🤖 AI Summary
To address the misalignment between parameter capacity allocation and gradient update dynamics in Parameter-Efficient Fine-Tuning (PEFT)—which causes training instability and limited generalization—this paper proposes CurvLoRA, a curvature-aware, trust-region-guided low-rank adaptation framework. CurvLoRA jointly optimizes dynamic rank allocation and update stability: it employs lightweight second-order information (Fisher/Hessian approximations) to drive adaptive rank scheduling and enforces trust-region constraints to ensure reliable gradient updates. Evaluated on open-source large language models (7B–13B parameters), CurvLoRA consistently outperforms mainstream PEFT methods—including LoRA and AdaLoRA—achieving higher downstream task accuracy and improved convergence stability, while simultaneously reducing memory footprint and increasing training throughput.
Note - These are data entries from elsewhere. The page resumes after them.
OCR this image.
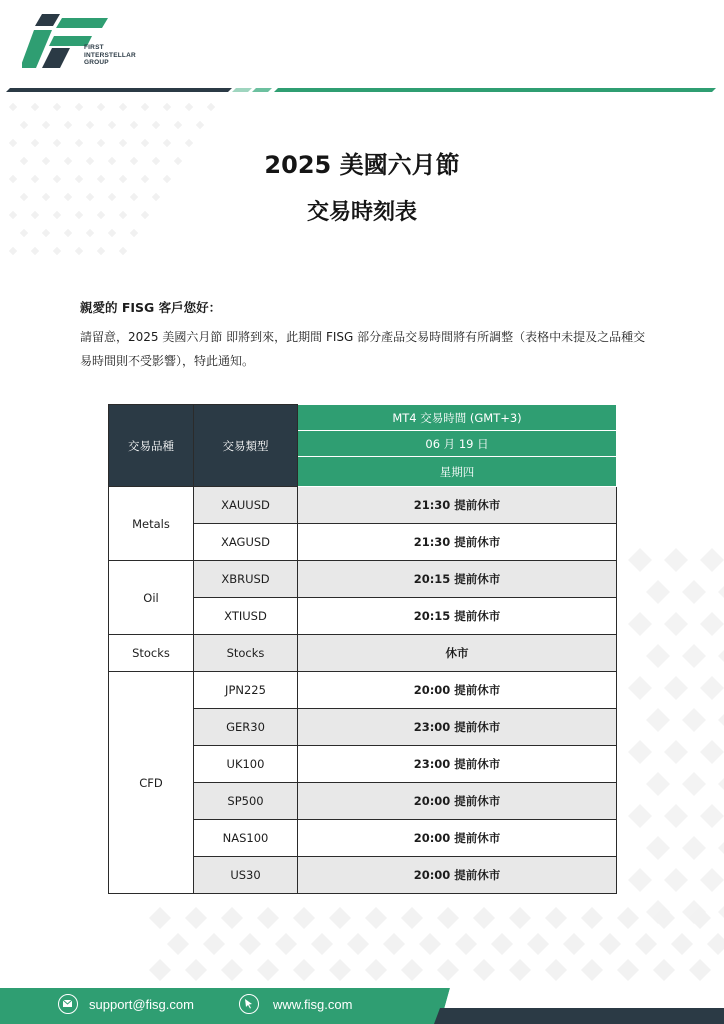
FIRST
INTERSTELLAR
GROUP
2025 美國六月節
交易時刻表
親愛的 FISG 客戶您好：
請留意，2025 美國六月節 即將到來，此期間 FISG 部分產品交易時間將有所調整（表格中未提及之品種交易時間則不受影響），特此通知。
交易品種	交易類型	MT4 交易時間 (GMT+3)
		06 月 19 日
		星期四
Metals	XAUUSD	21:30 提前休市
	XAGUSD	21:30 提前休市
Oil	XBRUSD	20:15 提前休市
	XTIUSD	20:15 提前休市
Stocks	Stocks	休市
CFD	JPN225	20:00 提前休市
	GER30	23:00 提前休市
	UK100	23:00 提前休市
	SP500	20:00 提前休市
	NAS100	20:00 提前休市
	US30	20:00 提前休市
support@fisg.com	www.fisg.com
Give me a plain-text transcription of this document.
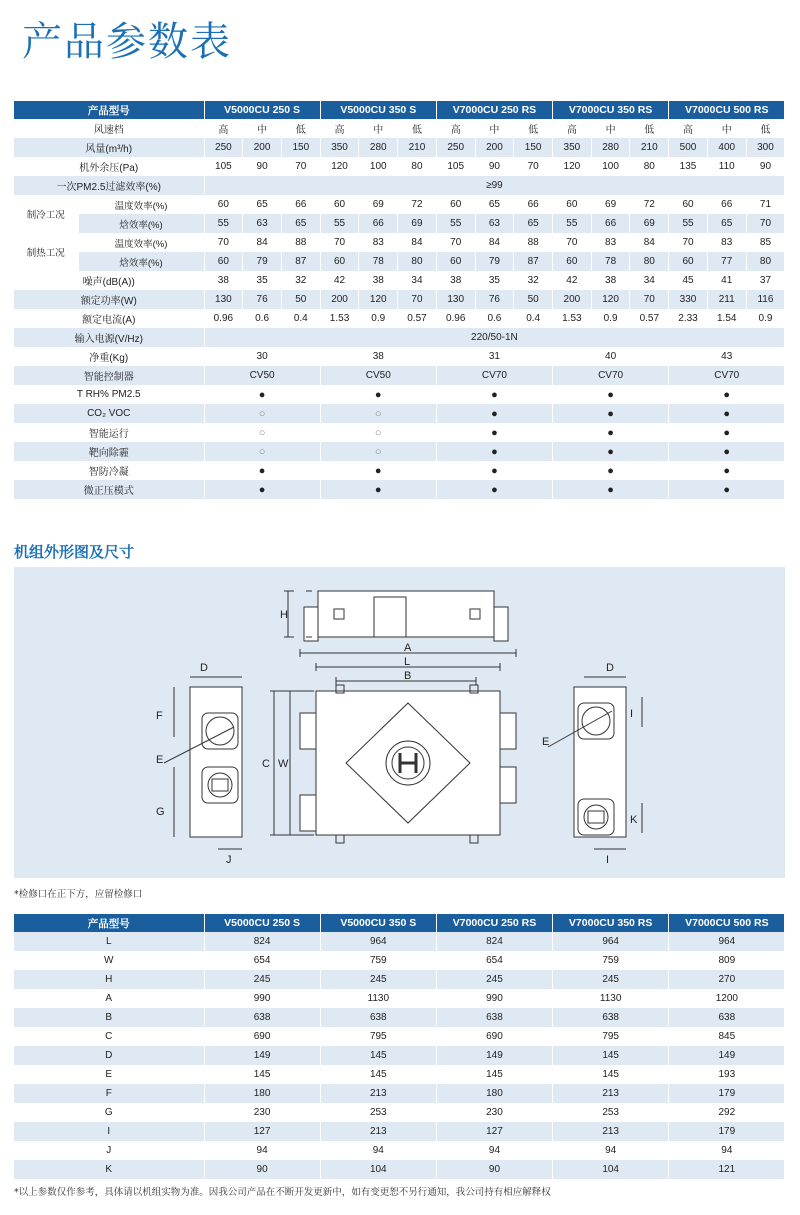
产品参数表
产品型号		V5000CU 250 S			V5000CU 350 S			V7000CU 250 RS			V7000CU 350 RS			V7000CU 500 RS		
风速档		高	中	低	高	中	低	高	中	低	高	中	低	高	中	低
风量(m³/h)		250	200	150	350	280	210	250	200	150	350	280	210	500	400	300
机外余压(Pa)		105	90	70	120	100	80	105	90	70	120	100	80	135	110	90
一次PM2.5过滤效率(%)		≥99														
制冷工况	温度效率(%)	60	65	66	60	69	72	60	65	66	60	69	72	60	66	71
	焓效率(%)	55	63	65	55	66	69	55	63	65	55	66	69	55	65	70
制热工况	温度效率(%)	70	84	88	70	83	84	70	84	88	70	83	84	70	83	85
	焓效率(%)	60	79	87	60	78	80	60	79	87	60	78	80	60	77	80
噪声(dB(A))		38	35	32	42	38	34	38	35	32	42	38	34	45	41	37
额定功率(W)		130	76	50	200	120	70	130	76	50	200	120	70	330	211	116
额定电流(A)		0.96	0.6	0.4	1.53	0.9	0.57	0.96	0.6	0.4	1.53	0.9	0.57	2.33	1.54	0.9
输入电源(V/Hz)		220/50-1N														
净重(Kg)		30			38			31			40			43		
智能控制器		CV50			CV50			CV70			CV70			CV70		
T RH% PM2.5		●			●			●			●			●		
CO₂ VOC		○			○			●			●			●		
智能运行		○			○			●			●			●		
靶向除霾		○			○			●			●			●		
智防冷凝		●			●			●			●			●		
微正压模式		●			●			●			●			●		
机组外形图及尺寸
H
A
L
B
C W
D
F
G
E
J
D
I
K
E
I
*检修口在正下方，应留检修口
产品型号	V5000CU 250 S	V5000CU 350 S	V7000CU 250 RS	V7000CU 350 RS	V7000CU 500 RS
L	824	964	824	964	964
W	654	759	654	759	809
H	245	245	245	245	270
A	990	1130	990	1130	1200
B	638	638	638	638	638
C	690	795	690	795	845
D	149	145	149	145	149
E	145	145	145	145	193
F	180	213	180	213	179
G	230	253	230	253	292
I	127	213	127	213	179
J	94	94	94	94	94
K	90	104	90	104	121
*以上参数仅作参考，具体请以机组实物为准。因我公司产品在不断开发更新中，如有变更恕不另行通知，我公司持有相应解释权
The method thus attains a Pareto-optimal trade-off between performance and efficiency.
📝 Abstract
Parameter-efficient fine-tuning (PEFT) has become the standard approach for adapting large language models under limited compute and memory budgets. Although previous methods improve efficiency through low-rank updates, quantization, or heuristic budget reallocation, they often decouple the allocation of capacity from the way updates evolve during training. In this work, we introduce CTR-LoRA, a framework guided by curvature trust region that integrates rank scheduling with stability-aware optimization. CTR-LoRA allocates parameters based on marginal utility derived from lightweight second-order proxies and constrains updates using a Fisher/Hessian-metric trust region. Experiments on multiple open-source backbones (7B-13B), evaluated on both in-distribution and out-of-distribution benchmarks, show consistent improvements over strong PEFT baselines. In addition to increased accuracy, CTR-LoRA enhances training stability, reduces memory requirements, and achieves higher throughput, positioning it on the Pareto frontier of performance and efficiency. These results highlight a principled path toward more robust and deployable PEFT.